(A few) More things they don’t teach you at Lagos Business School

by Tolu Ogunlesi

This is the second and final installment of a series that started in the preceding edition of this column. Read it HERE

THE LAW OF WISDOM-SHOPPING

You’ve heard of window-shopping. This is ‘wisdom-shopping’ – on the streets of the City. If you’re a Lagosian the lists below will probably look familiar:

Automobiles:

NO PEACE FOR THE WICKED | NO CONDITION IS PERMANENT | NO FOOD FOR LAZYMAN | THE LORD IS MY SHEPHERD | MA TOYOTA EST FANTASTIQUE | HONESTY IS THE BEST POLICY | ALLAHU AKBAR | SEXY MAMA | BLACK IS BEAUTY | MORE BLESSING | NO SHAKING | CARRY GO | OVER TO GOD | THE PROMISE OF GOD

Street Art:

This Propaty is not 4 Sale | Post No Bill | Do Not Urinate here | Military Zone. Keep Off | Beware of Dogs | Caveat Emptor | Cars park at owners’ risk | Need a borehole? Call 08014005000 | June 12 is non-negotiable | Soldier come Soldier go | One good term deserves another. | M.K.O is our man | Food is Ready! | This land is not for sale. Beware of 419.

These inscriptions – presented in a random, infinite slideshow – come together to represent the city’s Operating Manual; laden with ideas, guidance, warning, humor, street-wisdom, and an ever-evolving ‘biography’ of the City. This Manual is the city’s Sacred Book, the one it understands and responds to most readily.

Look to those walls and vehicles and billboards for wisdom, humour, guidance in a land full of confusion. But this wisdom is available only to those who care to pause to absorb them. So how does one apply this in business?

In all of the haste and hustle, amidst all the bustling and brainstorming, the scheming and the strategy sessions, learn to pause. Learn to listen, to the voice of the street, the insights that the city auto-generates and releases in silent, lightless bursts.

The answer you need is most likely not very far away. Learn to look in the most unlikely places. Glean original inventory management strategies from closely watching the sachet-water seller; pricing techniques from the suya-man; risk management from the lunatic who looks left, right, left and right again before crossing the road. Learn that you can write the biography of the typical Lagos Street from studying the several generations of posters (overlaid carefully to create a compelling hierarchy) adorning its walls.

From the dirty water stubbornly pushing its way through a blocked drain, glimpse a solution to that nagging cash-flow problem; and from the coarse ‘poetry’ of the bus conductor, learn something about effective business ‘communi-action’…

THE LAW(LESSNESS) OF LANES

Business = 99% perspiration + 99% perception

Lagos is full of confusion. Lanes vanish and reappear in traffic in a way that makes you think cosmic powers are busy playing mischief-ridden chess with the cars. Suddenly two lanes become one – or three – so that cars that once thought themselves comfortably ahead can only watch ruefully as they slip to the end of a line that, moments ago, didn’t exist.

How much more confusing can it get in a system in which you’re only a moment away from being in the wrong lane?
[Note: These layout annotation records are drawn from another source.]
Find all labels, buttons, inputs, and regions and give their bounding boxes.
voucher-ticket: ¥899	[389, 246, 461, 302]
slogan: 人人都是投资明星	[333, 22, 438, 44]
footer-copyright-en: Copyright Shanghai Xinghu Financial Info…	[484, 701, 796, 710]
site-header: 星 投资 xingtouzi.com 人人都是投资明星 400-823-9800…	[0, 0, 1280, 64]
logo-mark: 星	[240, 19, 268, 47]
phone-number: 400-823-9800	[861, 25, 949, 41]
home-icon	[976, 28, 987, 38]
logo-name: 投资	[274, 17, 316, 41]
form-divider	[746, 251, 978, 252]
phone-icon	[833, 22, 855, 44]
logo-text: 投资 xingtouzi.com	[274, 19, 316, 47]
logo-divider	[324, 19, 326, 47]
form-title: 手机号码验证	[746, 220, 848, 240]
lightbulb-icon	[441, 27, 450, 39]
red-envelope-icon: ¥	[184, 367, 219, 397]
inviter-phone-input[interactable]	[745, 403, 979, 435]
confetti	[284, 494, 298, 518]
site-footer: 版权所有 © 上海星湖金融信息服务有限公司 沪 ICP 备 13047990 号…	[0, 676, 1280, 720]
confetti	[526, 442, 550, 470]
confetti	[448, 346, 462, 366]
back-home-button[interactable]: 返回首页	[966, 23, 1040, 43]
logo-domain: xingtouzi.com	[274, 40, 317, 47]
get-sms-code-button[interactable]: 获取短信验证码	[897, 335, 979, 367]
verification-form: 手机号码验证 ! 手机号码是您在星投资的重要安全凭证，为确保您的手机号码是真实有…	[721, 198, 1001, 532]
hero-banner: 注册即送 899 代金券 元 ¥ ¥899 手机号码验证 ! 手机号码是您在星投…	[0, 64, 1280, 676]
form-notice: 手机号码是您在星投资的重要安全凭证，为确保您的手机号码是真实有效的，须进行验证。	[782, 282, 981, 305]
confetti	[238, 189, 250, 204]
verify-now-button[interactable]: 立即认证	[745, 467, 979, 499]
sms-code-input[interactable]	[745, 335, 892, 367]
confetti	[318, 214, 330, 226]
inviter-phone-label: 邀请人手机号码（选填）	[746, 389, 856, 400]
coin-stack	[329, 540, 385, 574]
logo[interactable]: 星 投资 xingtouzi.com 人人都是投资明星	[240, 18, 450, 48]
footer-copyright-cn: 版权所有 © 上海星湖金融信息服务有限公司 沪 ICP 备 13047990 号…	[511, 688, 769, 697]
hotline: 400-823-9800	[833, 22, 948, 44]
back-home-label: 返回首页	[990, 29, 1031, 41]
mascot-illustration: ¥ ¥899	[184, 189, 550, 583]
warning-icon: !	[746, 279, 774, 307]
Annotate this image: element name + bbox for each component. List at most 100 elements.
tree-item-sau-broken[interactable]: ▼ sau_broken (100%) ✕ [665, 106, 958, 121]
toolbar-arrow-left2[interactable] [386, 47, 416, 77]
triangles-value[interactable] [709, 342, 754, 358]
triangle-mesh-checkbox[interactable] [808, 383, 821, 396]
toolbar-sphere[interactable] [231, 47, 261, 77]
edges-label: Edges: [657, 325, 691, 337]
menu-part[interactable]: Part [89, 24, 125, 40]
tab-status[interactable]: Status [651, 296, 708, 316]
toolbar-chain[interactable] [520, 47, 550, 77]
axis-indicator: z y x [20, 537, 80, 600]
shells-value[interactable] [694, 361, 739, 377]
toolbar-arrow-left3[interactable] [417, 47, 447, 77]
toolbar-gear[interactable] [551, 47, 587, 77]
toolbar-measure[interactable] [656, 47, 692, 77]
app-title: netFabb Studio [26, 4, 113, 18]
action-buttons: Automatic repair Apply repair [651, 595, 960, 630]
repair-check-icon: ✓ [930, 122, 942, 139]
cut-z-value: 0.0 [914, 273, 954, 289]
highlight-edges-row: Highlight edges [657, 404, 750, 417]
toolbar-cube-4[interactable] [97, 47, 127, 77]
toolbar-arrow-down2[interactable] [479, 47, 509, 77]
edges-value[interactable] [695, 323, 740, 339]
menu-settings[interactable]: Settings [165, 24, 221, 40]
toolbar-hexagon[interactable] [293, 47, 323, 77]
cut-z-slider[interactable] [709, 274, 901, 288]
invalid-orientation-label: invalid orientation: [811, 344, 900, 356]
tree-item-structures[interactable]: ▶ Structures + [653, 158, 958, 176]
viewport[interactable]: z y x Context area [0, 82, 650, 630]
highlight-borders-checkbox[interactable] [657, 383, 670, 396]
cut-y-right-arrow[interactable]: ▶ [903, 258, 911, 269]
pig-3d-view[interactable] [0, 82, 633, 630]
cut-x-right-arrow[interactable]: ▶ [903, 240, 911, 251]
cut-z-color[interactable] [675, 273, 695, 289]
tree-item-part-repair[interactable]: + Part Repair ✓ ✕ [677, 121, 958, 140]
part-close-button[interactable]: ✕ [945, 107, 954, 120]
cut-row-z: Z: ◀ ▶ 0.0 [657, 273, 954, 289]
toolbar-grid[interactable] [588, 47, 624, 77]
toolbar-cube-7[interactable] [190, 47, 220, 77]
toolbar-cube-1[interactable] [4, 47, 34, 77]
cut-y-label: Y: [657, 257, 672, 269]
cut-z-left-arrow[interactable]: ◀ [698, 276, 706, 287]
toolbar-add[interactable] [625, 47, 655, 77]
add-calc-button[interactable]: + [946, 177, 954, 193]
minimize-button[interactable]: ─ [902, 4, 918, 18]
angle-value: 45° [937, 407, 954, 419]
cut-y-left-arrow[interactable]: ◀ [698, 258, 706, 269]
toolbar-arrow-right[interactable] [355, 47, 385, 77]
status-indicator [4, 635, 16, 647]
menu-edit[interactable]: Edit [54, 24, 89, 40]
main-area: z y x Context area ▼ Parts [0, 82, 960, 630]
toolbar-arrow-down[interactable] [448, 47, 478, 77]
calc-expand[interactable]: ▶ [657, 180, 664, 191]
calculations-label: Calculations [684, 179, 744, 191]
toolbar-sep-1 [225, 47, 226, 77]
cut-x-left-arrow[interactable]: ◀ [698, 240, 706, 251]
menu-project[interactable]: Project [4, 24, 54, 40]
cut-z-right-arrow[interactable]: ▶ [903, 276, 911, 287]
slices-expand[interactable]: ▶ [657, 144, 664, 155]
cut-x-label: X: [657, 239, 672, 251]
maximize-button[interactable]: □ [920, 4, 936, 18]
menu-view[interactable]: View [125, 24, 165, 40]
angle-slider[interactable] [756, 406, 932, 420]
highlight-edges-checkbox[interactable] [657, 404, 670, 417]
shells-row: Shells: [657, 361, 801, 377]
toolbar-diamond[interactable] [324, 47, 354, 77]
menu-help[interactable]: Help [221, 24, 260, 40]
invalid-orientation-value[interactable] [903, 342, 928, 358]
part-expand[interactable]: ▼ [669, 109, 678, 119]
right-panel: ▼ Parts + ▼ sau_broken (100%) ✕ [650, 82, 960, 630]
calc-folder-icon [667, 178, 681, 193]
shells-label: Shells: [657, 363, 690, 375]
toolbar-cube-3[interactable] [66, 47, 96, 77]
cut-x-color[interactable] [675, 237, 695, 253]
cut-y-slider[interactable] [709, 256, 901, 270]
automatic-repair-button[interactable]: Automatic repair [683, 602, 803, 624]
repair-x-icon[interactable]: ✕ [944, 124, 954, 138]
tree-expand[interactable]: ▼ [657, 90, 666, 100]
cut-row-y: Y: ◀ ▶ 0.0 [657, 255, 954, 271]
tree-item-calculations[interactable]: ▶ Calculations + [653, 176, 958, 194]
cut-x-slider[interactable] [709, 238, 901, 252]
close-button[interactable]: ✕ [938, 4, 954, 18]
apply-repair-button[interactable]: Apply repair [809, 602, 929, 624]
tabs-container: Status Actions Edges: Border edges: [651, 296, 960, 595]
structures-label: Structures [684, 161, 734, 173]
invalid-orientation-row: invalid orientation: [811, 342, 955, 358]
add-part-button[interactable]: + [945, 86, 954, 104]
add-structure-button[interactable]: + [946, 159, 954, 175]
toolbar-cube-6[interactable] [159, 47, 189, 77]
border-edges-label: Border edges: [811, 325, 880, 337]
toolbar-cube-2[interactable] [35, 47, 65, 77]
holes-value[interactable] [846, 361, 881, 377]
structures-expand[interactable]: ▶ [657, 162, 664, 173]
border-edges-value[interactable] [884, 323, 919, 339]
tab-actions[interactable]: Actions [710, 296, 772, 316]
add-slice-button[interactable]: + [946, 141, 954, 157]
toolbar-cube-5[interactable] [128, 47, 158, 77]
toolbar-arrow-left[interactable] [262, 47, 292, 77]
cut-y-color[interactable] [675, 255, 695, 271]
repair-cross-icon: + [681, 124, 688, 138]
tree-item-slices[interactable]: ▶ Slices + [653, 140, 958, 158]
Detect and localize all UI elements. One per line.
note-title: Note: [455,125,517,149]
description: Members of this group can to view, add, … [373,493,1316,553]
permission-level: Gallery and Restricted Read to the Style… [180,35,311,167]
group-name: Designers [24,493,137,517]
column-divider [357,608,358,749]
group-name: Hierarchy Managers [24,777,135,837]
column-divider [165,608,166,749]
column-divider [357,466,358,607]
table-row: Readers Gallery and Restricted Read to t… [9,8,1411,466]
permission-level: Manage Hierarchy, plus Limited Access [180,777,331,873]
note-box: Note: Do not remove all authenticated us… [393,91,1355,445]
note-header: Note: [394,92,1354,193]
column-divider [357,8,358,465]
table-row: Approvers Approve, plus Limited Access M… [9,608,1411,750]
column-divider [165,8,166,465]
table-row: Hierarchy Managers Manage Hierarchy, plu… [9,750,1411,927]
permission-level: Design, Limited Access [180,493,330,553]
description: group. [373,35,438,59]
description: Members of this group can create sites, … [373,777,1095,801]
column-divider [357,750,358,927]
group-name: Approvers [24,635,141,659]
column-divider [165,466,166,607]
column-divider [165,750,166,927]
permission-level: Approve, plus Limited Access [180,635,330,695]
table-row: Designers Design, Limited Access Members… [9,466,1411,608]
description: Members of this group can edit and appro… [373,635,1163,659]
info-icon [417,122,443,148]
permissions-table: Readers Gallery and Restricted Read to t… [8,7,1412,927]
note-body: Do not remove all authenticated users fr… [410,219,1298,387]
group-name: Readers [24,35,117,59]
Isn’t it frustrating to see the dormant lane you’ve just abandoned suddenly come alive, while the one you’re poised to enter becomes, equally suddenly, a ‘red lights’ district?

Behind the actions that determine the level of chaos in a system (apart from the kind of chaos outside the powers of the system, e.g. natural disaster) are the ‘perceptive’ abilities (levels of observation, judgment, insight) of the people that make up the system.

You will tend to mis-behave (and even influence others to misbehave) to the degree that you misjudge a situation or scenario. It is therefore important to seek to develop your power of perception to a level where it will not be easily led astray by illusions.

No one is able to deploy perfect perceptiveness all of the time. It is not humanly possible. But you can learn to hone your powers of observation; you can improve your chances of efficient ‘Instinctive Thinking’ (IT).

There comes a point when, after driving on a particular road long enough, you gain an experience and confidence that allows your instincts to guide you in choice of lane. You know when to be patient, and when jettisoning patience is the wise thing to do. It is not something explicable, or analyzable, but it is possible. And it takes lots of practice, lots of errors, and lots of hanging in there even when the temptation is to throw in the towel.

Perception, like Perspiration, is Everything – in Lagos, and in Business.